INTRODUCTION: The Global Programme to Eliminate Lymphatic Filariasis was launched with the goal of eliminating this disease via the annual mass drug administration (MDA) of a single dose of antifilarial drugs. Adverse drug reactions following MDA are a major factor of poor treatment adherence in several countries. This study assessed the occurrence of adverse drug reactions (ADRs) following the first round of mass treatment in two communities treated with different dosages of diethylcarbamazine (DEC) in the City of Recife, Brazil. METHODS: Population-based cross-sectional surveys were conducted in a random sample of the population living in both communities (Areas I and II).
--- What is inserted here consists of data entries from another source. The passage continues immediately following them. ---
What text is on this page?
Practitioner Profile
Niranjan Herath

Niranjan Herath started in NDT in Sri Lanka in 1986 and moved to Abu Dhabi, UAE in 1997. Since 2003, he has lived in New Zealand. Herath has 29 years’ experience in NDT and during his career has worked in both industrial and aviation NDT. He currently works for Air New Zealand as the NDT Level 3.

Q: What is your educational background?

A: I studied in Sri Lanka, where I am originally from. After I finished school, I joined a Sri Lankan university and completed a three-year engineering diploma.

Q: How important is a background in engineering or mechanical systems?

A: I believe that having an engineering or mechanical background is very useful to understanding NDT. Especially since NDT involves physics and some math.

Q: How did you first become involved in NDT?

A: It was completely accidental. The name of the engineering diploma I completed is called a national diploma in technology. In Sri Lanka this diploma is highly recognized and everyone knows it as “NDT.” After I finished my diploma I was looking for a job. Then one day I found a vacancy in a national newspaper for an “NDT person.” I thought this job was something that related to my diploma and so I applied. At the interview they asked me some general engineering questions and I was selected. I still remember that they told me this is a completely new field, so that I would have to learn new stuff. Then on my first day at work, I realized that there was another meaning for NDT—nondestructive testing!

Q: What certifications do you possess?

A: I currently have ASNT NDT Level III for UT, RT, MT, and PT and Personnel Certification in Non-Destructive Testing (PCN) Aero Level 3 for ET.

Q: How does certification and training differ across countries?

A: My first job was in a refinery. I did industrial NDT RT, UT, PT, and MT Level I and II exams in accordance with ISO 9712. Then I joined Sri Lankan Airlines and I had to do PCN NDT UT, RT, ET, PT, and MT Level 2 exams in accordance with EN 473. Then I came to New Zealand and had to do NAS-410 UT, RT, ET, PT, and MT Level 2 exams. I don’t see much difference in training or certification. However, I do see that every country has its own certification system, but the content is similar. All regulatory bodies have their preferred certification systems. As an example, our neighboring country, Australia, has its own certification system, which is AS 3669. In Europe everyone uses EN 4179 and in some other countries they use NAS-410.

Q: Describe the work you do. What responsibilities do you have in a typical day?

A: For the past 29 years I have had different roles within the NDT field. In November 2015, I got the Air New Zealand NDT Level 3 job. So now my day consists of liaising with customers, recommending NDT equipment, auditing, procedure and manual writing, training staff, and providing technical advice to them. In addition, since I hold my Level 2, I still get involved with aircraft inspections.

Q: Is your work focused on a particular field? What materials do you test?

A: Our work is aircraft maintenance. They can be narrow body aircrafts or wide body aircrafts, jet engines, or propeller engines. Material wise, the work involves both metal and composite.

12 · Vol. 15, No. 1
The dose of DEC recommended by the WHO (6mg/kg) was calculated based on the individual's weight-for-age. In Area II, weight differences between the genders were also considered when determining dosage. Data were obtained through interviews conducted in the first 12 to 48h and on the 5th day after MDA during household visits. RESULTS: A total of 487 and 365 individuals were interviewed in Areas I and II, respectively. The prevalence of ADRs in Area I (23.6; 95%CI: 19.1-29.5) was higher than in Area II (16.2; 95%CI:11.9-21.5)(p=0.0078). The prevalence of ADRs among females was higher than in males in Area I (p=0.0021). In Area II, no significant difference between the genders was observed (p=0.1840). Age was not associated with ADRs in either area. CONCLUSIONS: Adjusting MDA dosage schedules according to weight-for-age and sex may be may contribute to reduce the occurrence of adverse drug reactions in the population.